HealthDay News — About one in five older adults reported cost-related medication nonadherence in 2022, according to a study published online May 18 in JAMA Network Open.
Stacie B. Dusetzina, Ph.D., from the Vanderbilt University School of Medicine in Nashville, Tennessee, and colleagues examined older adults’ cost-related medication nonadherence in a nationally representative survey of adults aged 65 years and older. Data were included from 2,005 respondents.
The researchers found that 20.2 percent of respondents reported cost-related medication nonadherence.
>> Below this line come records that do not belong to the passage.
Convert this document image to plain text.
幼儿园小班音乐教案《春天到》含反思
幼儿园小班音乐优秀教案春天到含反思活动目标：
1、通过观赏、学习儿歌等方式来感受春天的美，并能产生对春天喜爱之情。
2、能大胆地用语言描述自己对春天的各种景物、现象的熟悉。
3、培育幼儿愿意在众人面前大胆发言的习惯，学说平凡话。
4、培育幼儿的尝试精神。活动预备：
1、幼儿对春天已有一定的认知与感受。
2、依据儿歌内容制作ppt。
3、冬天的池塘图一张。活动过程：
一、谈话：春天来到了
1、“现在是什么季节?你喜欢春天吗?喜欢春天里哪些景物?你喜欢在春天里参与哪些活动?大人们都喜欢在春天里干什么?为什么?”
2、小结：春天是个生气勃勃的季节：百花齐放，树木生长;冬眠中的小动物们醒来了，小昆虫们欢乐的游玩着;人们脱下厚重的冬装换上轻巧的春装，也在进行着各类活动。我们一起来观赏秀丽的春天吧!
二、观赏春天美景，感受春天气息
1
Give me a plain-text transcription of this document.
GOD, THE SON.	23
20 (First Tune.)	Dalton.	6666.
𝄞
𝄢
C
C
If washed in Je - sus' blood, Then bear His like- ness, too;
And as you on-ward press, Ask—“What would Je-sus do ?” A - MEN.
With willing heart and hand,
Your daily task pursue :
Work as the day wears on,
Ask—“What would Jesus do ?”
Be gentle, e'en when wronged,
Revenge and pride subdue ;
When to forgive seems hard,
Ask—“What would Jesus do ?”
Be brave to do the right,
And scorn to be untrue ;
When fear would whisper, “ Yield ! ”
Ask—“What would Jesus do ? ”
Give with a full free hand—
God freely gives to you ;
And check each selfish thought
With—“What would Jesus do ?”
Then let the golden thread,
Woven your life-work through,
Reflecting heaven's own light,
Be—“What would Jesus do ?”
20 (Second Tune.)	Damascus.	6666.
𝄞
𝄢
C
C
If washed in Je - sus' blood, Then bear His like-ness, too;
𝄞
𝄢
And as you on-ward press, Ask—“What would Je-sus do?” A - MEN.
Extreme forms of cost coping were reported by some respondents, including foregoing basic needs or going into debt to afford medications (8.5 and 4.8 percent, respectively). Overall, 89.0 percent of the respondents reported being comfortable or neutral about being screened for wanting to have medication cost conversations before a physician’s visit and 89.5 percent indicated a desire for use of a real-time benefit tool. Respondents reported concern regarding inaccurate prices, with 49.9 and 39.3 percent of those with and without cost-related nonadherence, respectively, reporting that they would be extremely upset if their actual medication price was more than estimated using the real-time benefit tool. Nearly 80 percent of those with cost-related nonadherence reported that if the actual price was much more than the estimated price, it would affect their decision to start or keep taking a medication.
“Real-time benefit tools may increase cost-conscious prescribing and better prepare patients for the prices they will face at the pharmacy counter, but they do not reduce drug prices directly,” the authors write. “Broader efforts and policy reforms are needed to lower the prices of medications and to improve insurance coverage.”